Instructor:  Paul J. Smith, Statistics Program

Office:  MTH 4404
Telephone:  (301) 405-5104
E-mail:  pjs@math.umd.edu

Textbook:   Karlin, S. and Taylor, H. (1975).    A First Course in Stochastic Processes.   New York: Academic Press.

Prerequisite:  STAT 410.

Stochastic processes are random phenomena that evolve over time or space.  Some examples are the number of radioactive particles emitted by a sample of radium during the interval (0,t], the number of cells in a malignant tumor at age t, the position of a small particle suspended in a fluid at time t, the number of bacteria in a volume v of water, or the number of failures occurring in a repairable system in the last t years.  Mathematically, we have a collection of random variables, indexed by points in time or space.  Equivalently, we may regard a stochastic process as a random function whose domain is the time axis or a spatial region and whose range, the state space of the process, may be an arbitrary set.  The goal is to be able to study the probability behavior of such processes, particularly how they evolve probabilistically over time or space.
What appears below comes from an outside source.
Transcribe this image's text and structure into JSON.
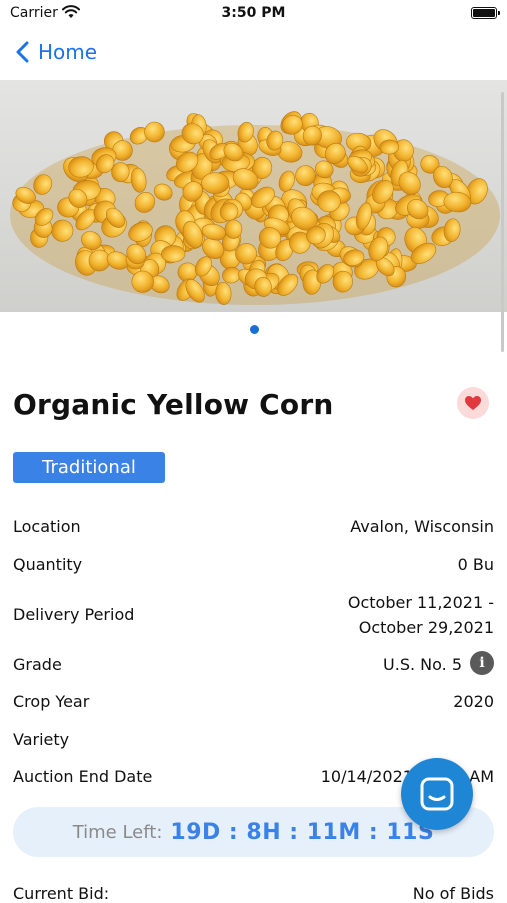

Stochastic processes can be classified according to their index, whether continuous or discrete, and according to their state space, which also may be continuous or discrete.  Most important stochastic process models are indexed by time, whether discrete or continuous, and these are important tools in biology, operations research, computer science, finance and physics.  Stochastic processes indexed by spatial co-ordinates are becoming increasingly important in applied fields such as meteorology, geophysics and pattern recognition.

STAT 650 will study stochastic processes from the modeling point of view.  The course will consider basic models in order to convey the flavor of the mathematics and will cover classes of models most important in applications.  The treatment of discrete state space processes will be more rigorous than the treatment of  continuous state space processes because of analytic difficulties, but the most important continuous time, continuous state process, Brownian motion, will be presented carefully.

The material in STAT 650 is included in the syllabus for the Written Examinations in Probability, both at the Master's and Ph.D. levels.

STAT 650 Topics:

• Markov Chains in Discrete Time: Transition probabilities, classification of states, recurrence, limiting distributions, examples and applications, including unrestricted random walk and random walk with absorbing or reflecting barriers.
• Markov Chains in Continuous Time:  The Poisson process, birth and death processes, forward and backward differential equations, finite state chains, absorbing chains.
• Renewal Theory:  Examples and connections with Markov processes, renewal equation, the Renewal Theorem, generalizations and applications, superposition.
• Martingales:  Random walks and generalizations, martingale property, submartingales and supermartingales, optional sampling, convergence of martingales.
• Brownian motion:  Brownian motion as a generalization of random walk, joint probabilities, path properties, calculation of distributions of functionals, applications to statistics and finance.
• Additional topics:  If time permits, some material concerning branching processes or continuous state, discrete time stationary processes will be presented.

• Midterms: Wednesday, February 25 and Wednesday, April 7.  These will be 45 minute in-class tests.
• Final:  Monday, May 17, 4-6 p.m.  Note the change in time.
• Homework:  Frequent problem sets from Karlin and Taylor will be assigned.  Students should not work together on homework assignments.  Click here for homework assignments.
• Grades:   Final course grades will be based on a weighted average, tentatively with weights of 30% for the final exam, 20% for each midterm and 30% for homework.

Bhattacharya, R. N. and Waymire, E. C.  (1990).  Stochastic Processes with Applications.  New York: J. Wiley.

Cinlar, E.  (1975).  Introduction to Stochastic Processes.  Englewood Cliffs, NJ: Prentice-Hall.

Durett, R.   (1999).  Essentials of Stochastic Processes.  New York: Springer.

Resnick, S. I. (1992).  Adventures in Stochastic Processes.  Boston: Birkhaeuser.

Ross, S. M. (1996).  Stochastic Processes.   New York: J. Wiley.